“No decision about me, without me” was to be the new standard of thinking for a more patient-centric NHS future, said the UK Government back in 2012. Prioritisation of active patient involvement, however, has undoubtedly lagged in clinical research, where regrettably research is too often deemed to be carried out on patients, not with them. Nevertheless, the proliferation of effective and cost-effective digital technologies, capable of accurately measuring patient health data, finally appear (almost) ready to disrupt clinical trials as we know them.
The past decade of the wellness industry has seen growth concomitant with the expansion of digital devices to track your every metabolic metric and calorie-burning step. Applications of these so-called wearables go far beyond everyday lifestyle micromanagement, as the global pharmaceutical industry slowly gives onus to these technologies; for collecting, measuring, and assessing health data. Such technologies enable patient-centric data generation, that not only means superior trial experience but also helps to get the right patients on treatments they would otherwise miss.

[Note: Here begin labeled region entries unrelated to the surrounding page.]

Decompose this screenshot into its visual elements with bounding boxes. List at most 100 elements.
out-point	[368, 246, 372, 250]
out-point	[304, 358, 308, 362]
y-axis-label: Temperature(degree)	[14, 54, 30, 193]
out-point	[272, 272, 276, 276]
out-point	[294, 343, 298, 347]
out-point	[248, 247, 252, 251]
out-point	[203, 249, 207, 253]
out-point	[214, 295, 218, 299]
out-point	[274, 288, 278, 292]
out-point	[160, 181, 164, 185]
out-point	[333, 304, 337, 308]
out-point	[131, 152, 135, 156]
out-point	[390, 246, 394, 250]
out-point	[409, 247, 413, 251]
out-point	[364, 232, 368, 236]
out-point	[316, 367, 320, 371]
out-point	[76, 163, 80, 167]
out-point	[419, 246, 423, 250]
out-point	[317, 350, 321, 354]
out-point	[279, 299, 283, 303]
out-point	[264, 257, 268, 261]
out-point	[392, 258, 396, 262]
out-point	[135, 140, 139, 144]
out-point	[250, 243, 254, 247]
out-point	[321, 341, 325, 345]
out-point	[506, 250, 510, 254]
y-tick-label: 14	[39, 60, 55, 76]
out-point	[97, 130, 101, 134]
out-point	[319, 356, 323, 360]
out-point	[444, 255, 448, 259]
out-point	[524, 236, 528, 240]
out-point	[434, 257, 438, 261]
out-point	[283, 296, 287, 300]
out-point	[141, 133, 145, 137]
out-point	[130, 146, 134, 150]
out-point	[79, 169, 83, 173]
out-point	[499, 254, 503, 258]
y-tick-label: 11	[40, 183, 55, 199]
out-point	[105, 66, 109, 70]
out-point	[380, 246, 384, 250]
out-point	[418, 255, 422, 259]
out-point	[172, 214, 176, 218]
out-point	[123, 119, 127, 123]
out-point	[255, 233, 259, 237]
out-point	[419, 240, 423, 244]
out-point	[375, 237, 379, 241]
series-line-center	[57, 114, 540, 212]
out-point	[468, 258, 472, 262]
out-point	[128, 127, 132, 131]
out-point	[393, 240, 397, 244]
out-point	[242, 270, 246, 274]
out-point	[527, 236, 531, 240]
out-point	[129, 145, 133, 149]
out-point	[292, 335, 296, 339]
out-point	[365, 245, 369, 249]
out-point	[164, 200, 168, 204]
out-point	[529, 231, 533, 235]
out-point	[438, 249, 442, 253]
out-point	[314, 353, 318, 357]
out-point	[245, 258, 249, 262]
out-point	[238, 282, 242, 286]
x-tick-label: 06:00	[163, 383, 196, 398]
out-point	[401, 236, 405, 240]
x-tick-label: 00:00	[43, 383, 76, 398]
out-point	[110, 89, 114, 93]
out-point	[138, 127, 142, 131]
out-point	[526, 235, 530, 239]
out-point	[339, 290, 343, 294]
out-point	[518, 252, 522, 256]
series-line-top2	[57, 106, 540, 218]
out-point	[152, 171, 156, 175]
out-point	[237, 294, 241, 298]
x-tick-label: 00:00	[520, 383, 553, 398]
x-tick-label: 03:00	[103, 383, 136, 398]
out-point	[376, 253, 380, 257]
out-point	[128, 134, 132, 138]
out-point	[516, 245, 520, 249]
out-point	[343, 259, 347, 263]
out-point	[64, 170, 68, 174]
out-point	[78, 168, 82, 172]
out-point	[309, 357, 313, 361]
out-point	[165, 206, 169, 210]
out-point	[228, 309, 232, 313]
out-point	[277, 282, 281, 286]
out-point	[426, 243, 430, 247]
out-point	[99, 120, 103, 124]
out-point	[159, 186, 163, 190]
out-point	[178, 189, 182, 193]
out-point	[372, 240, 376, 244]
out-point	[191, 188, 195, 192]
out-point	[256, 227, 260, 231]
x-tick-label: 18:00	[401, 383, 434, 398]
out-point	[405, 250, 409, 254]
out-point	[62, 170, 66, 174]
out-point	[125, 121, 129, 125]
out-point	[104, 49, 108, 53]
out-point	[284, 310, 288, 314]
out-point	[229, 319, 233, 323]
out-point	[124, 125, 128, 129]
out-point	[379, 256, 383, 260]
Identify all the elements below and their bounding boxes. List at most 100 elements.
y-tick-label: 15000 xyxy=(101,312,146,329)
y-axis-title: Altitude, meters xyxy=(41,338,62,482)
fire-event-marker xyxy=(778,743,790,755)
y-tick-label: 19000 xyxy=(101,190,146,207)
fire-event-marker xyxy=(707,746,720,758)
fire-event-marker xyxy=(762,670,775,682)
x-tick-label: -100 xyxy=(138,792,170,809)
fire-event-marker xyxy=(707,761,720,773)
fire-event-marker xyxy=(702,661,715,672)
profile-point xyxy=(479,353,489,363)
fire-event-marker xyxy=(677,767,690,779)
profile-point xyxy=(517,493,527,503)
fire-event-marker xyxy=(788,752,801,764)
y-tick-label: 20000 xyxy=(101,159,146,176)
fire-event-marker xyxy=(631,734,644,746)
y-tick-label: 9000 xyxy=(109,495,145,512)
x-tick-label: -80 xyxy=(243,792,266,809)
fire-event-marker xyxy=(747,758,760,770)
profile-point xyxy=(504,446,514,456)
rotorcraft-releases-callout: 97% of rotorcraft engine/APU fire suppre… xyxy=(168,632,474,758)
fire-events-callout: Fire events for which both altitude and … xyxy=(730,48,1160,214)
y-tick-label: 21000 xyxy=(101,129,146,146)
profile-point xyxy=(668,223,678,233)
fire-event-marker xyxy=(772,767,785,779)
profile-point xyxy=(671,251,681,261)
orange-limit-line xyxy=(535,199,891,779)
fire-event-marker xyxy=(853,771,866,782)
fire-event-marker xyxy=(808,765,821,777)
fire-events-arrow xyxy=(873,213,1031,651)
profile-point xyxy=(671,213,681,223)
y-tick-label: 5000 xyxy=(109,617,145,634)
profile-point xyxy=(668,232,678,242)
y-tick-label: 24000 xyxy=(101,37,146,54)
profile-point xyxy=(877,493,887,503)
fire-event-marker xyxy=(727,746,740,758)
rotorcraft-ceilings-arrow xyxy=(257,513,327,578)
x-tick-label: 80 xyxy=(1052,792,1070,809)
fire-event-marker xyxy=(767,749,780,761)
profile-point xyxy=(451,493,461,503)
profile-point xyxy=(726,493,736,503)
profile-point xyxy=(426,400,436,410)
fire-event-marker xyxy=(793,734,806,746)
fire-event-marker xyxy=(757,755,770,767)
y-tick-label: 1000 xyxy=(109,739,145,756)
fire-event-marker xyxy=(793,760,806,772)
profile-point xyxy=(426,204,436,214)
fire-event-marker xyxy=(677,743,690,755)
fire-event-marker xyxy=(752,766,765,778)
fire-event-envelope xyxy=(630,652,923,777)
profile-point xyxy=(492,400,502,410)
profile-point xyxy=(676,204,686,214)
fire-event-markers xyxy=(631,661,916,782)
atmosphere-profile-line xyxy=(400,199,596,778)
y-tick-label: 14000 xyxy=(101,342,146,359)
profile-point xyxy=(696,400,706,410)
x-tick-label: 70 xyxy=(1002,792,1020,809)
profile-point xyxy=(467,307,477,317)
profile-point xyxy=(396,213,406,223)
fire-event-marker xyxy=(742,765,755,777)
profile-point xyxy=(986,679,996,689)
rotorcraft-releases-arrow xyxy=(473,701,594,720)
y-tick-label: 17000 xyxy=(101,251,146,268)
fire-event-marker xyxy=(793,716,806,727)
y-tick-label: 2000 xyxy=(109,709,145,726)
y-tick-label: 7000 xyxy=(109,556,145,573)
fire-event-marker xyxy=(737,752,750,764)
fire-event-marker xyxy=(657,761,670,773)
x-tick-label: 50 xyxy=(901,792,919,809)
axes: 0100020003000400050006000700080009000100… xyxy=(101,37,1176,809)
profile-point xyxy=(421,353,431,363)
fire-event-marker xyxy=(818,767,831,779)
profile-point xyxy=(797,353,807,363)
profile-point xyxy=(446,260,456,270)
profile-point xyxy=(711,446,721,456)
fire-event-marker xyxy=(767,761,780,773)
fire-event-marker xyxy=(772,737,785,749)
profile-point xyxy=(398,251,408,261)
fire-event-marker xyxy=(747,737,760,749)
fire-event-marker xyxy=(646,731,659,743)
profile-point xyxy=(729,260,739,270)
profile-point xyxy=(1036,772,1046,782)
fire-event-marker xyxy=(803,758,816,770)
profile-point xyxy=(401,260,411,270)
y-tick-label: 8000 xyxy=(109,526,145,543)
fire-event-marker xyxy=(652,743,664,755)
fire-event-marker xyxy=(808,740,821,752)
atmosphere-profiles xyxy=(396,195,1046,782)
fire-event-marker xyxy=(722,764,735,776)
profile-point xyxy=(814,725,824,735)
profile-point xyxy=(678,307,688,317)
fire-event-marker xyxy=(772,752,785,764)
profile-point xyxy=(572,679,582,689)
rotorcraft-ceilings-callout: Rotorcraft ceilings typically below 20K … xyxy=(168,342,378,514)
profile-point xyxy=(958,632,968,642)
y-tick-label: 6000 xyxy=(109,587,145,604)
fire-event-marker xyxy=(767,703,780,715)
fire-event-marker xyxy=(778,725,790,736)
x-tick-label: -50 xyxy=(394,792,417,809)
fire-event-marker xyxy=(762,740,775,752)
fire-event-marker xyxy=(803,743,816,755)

In an article last year for Harvard Business review Antoniu Fantana, Gina Cella, Charles Benson, and Joseph Kvedar, discussed the need for better and continuous data generation to radically improve clinical research, which in essence, they say, hasn’t changed much since the ‘40s. The key processes and principles that we uphold today very much resemble the first randomised controlled of trial of streptomycin in 1946. The authors go on to review the key technologies, and their underlying algorithms, that promise to make drug development smarter, better and faster.
Also used clinically to manage chronic conditions such as diabetes and hypertension, continuomics is the application of technologies to measure an individual’s physiological data in a continuous and unobtrusive manner. Allowing researchers to record participant data including blood pressure, heart rate and various other biomarkers, these devices significantly reduce the number of required physician consultations and hospital visits. Minimising inconvenience and for some patients, removing the anxiety induced by hospital visits, ought to reduce common reasons for preventable dropouts of clinical studies.
Beyond contributing to patient retention, continual monitoring of physiologic parameters, gives researchers a deeper understanding of individual drug response and can often provide an early indication of adverse drug reactions. Traditional medical assessments, usually completed on a weekly basis during clinical studies, means that data is inherently fragmented. Whereas, continuomics offers vastly greater quantities of data collected at variable times points. The result should be data representative of the whole picture, and therefore meaningful evidence of drug efficacy and safety.
Continuomics makes possible virtual trials, allowing patients living far from the study site to participate in trials that, practically, they couldn’t be enrolled on traditionally. Site-less trials are particularly appropriate to rare disease research, where the naturally small size of potential participants would otherwise limit studies. However, unfortunately in reality, complex and more serious diseases are harder to run in virtual trials, explained Sandra Shpilberg, founder and president, Seeker Health by Eversana, “we’re seeing applicability in dermatology, but we don’t see a lot of site-less or virtual trials in cancer or rare diseases.”
The authors conclude that the opportunity that continuomics innovation presents to modernise clinical research and overhaul antiquated methods of data collection, is primarily hampered by both the medical and pharmaceutical communities’ aversion to adopting new protocols. But with consensus from regulatory bodies, including the FDA, it’s hoped the future of clinical trials is not far off.